Transparency International Bangladesh executive director Iftakaruzzaman said at the roundtable discussion, ‘We see a culture of shooting the messenger.
He explained that journalists were called by law enforcement agencies and questioned how they got the information or why they published the news instead of treating it as a source of strength to the government.
The United Nations Office of the Resident Coordinator organized a discussion on ‘Human Rights and the Media in Bangladesh’ to explore the relationship between human rights and the media in Bangladesh and the rights of journalists reporting on human rights.
“The media is a fundamental pillar of democracy, not only for democracy in general, but also for the protection and promotion of human rights,” said Iftegaruzzaman.

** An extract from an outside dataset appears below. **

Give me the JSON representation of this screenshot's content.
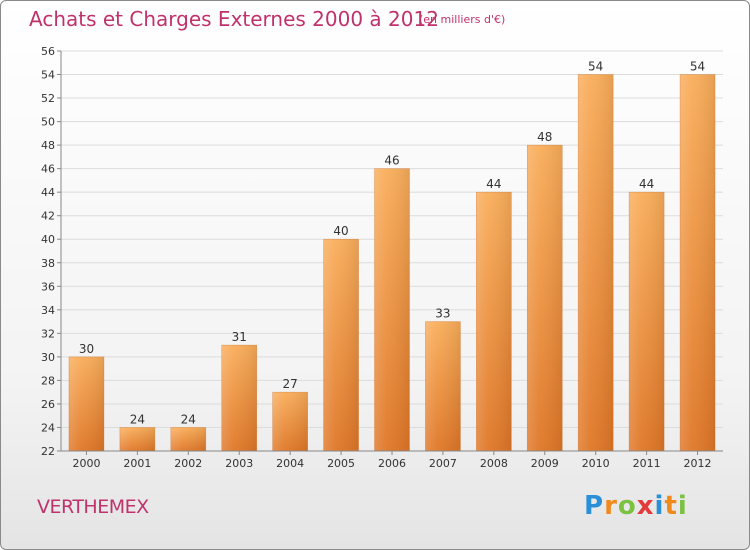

In his speech at the roundtable discussion, Information and Broadcasting Minister Hasan Mahmood criticized TIB for holding a press conference on Bangladesh Awami League and Padma Bridge political corruption.

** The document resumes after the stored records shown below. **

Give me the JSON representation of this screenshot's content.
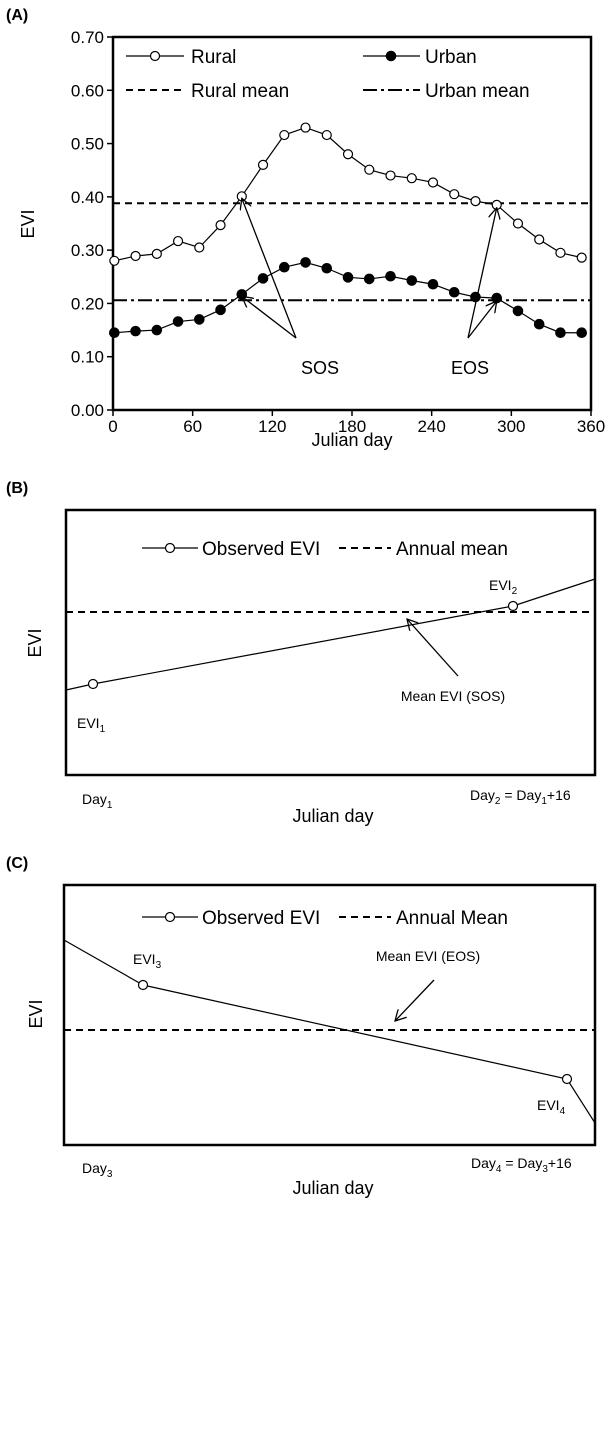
{
  "chart_data": [
    {
      "panel": "(A)",
      "type": "line",
      "xlabel": "Julian day",
      "ylabel": "EVI",
      "xlim": [
        0,
        360
      ],
      "ylim": [
        0,
        0.7
      ],
      "xticks": [
        "0",
        "60",
        "120",
        "180",
        "240",
        "300",
        "360"
      ],
      "yticks": [
        "0.00",
        "0.10",
        "0.20",
        "0.30",
        "0.40",
        "0.50",
        "0.60",
        "0.70"
      ],
      "x": [
        1,
        17,
        33,
        49,
        65,
        81,
        97,
        113,
        129,
        145,
        161,
        177,
        193,
        209,
        225,
        241,
        257,
        273,
        289,
        305,
        321,
        337,
        353
      ],
      "series": [
        {
          "name": "Rural",
          "marker": "open-circle",
          "values": [
            0.28,
            0.289,
            0.293,
            0.317,
            0.305,
            0.347,
            0.401,
            0.46,
            0.516,
            0.53,
            0.516,
            0.48,
            0.451,
            0.44,
            0.435,
            0.427,
            0.405,
            0.392,
            0.385,
            0.35,
            0.32,
            0.295,
            0.286
          ]
        },
        {
          "name": "Urban",
          "marker": "filled-circle",
          "values": [
            0.145,
            0.148,
            0.15,
            0.166,
            0.17,
            0.188,
            0.217,
            0.247,
            0.268,
            0.277,
            0.266,
            0.249,
            0.246,
            0.251,
            0.243,
            0.236,
            0.221,
            0.212,
            0.21,
            0.186,
            0.161,
            0.145,
            0.145
          ]
        }
      ],
      "mean_lines": [
        {
          "name": "Rural mean",
          "style": "dashed",
          "value": 0.388
        },
        {
          "name": "Urban mean",
          "style": "dash-dot",
          "value": 0.206
        }
      ],
      "annotations": [
        {
          "text": "SOS",
          "arrow_targets": [
            [
              97,
              0.401
            ],
            [
              97,
              0.217
            ]
          ]
        },
        {
          "text": "EOS",
          "arrow_targets": [
            [
              289,
              0.385
            ],
            [
              289,
              0.21
            ]
          ]
        }
      ],
      "legend": {
        "placement": "top",
        "entries": [
          "Rural",
          "Urban",
          "Rural mean",
          "Urban mean"
        ]
      }
    },
    {
      "panel": "(B)",
      "type": "line",
      "xlabel": "Julian day",
      "ylabel": "EVI",
      "legend": {
        "placement": "top",
        "entries": [
          "Observed EVI",
          "Annual mean"
        ]
      },
      "points": [
        {
          "label": "EVI",
          "sub": "1"
        },
        {
          "label": "EVI",
          "sub": "2"
        }
      ],
      "x_labels": [
        {
          "parts": [
            [
              "Day",
              ""
            ],
            [
              "1",
              "sub"
            ]
          ]
        },
        {
          "parts": [
            [
              "Day",
              ""
            ],
            [
              "2",
              "sub"
            ],
            [
              " = Day",
              ""
            ],
            [
              "1",
              "sub"
            ],
            [
              "+16",
              ""
            ]
          ]
        }
      ],
      "annotation": "Mean EVI (SOS)"
    },
    {
      "panel": "(C)",
      "type": "line",
      "xlabel": "Julian day",
      "ylabel": "EVI",
      "legend": {
        "placement": "top",
        "entries": [
          "Observed EVI",
          "Annual Mean"
        ]
      },
      "points": [
        {
          "label": "EVI",
          "sub": "3"
        },
        {
          "label": "EVI",
          "sub": "4"
        }
      ],
      "x_labels": [
        {
          "parts": [
            [
              "Day",
              ""
            ],
            [
              "3",
              "sub"
            ]
          ]
        },
        {
          "parts": [
            [
              "Day",
              ""
            ],
            [
              "4",
              "sub"
            ],
            [
              " = Day",
              ""
            ],
            [
              "3",
              "sub"
            ],
            [
              "+16",
              ""
            ]
          ]
        }
      ],
      "annotation": "Mean EVI (EOS)"
    }
  ]
}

In response, Iftekaruzzaman explained that they were not criticizing the government but because of their press conference, the World Bank had conducted an investigation and given a clean chit to Bangladesh.
The Information Minister also said that Bangladesh media is enjoying freedom as the number of media houses has increased manifold during the current government.
Farooq Faisal, South Asia Director of the British Foundation, expressed his concern over Article 19, DSA, as the law has created fear among journalists.
He added that civil and political rights are also under threat due to DSA.
The information minister, however, said journalists were free to write against him or other ministers, while stressing that DSA was essential for Bangladesh to protect people’s rights.
BRAC University School of Law Senior Lecturer MD Saimum Reza Talukter explained how DSA has created confusion in society due to lack of definition of digital security law, cyber crime prevention and content control.
He said that people are relying on new media instead of traditional media.
UN Resident Coordinator in Bangladesh Quinn Lewis moderated the discussion, while Swiss Ambassador to Bangladesh Nathalie Surd explained why the promotion and protection of journalism and human rights is essential.
Gaberi Kayen, a faculty member at Dhaka University’s Department of Mass Communication and Journalism, said the DSA was a major threat to unfettered journalism in Bangladesh.
Apart from the law, he said, self-censorship is an obstacle to achieving press freedom.
The academic added that more than 80 percent of media licensing in Bangladesh was politically motivated.
Bangladesh Press Council Chairman Justice MD Nizamul Haq Nazim insisted that the press should be controlled by journalists with a more independent bent and not by corporate groups.
Tasmima Hossain, editor of Ittefaq daily, wondered why so many TV stations were given licences.
‘Do they pay taxes or create jobs?’ She asked a question.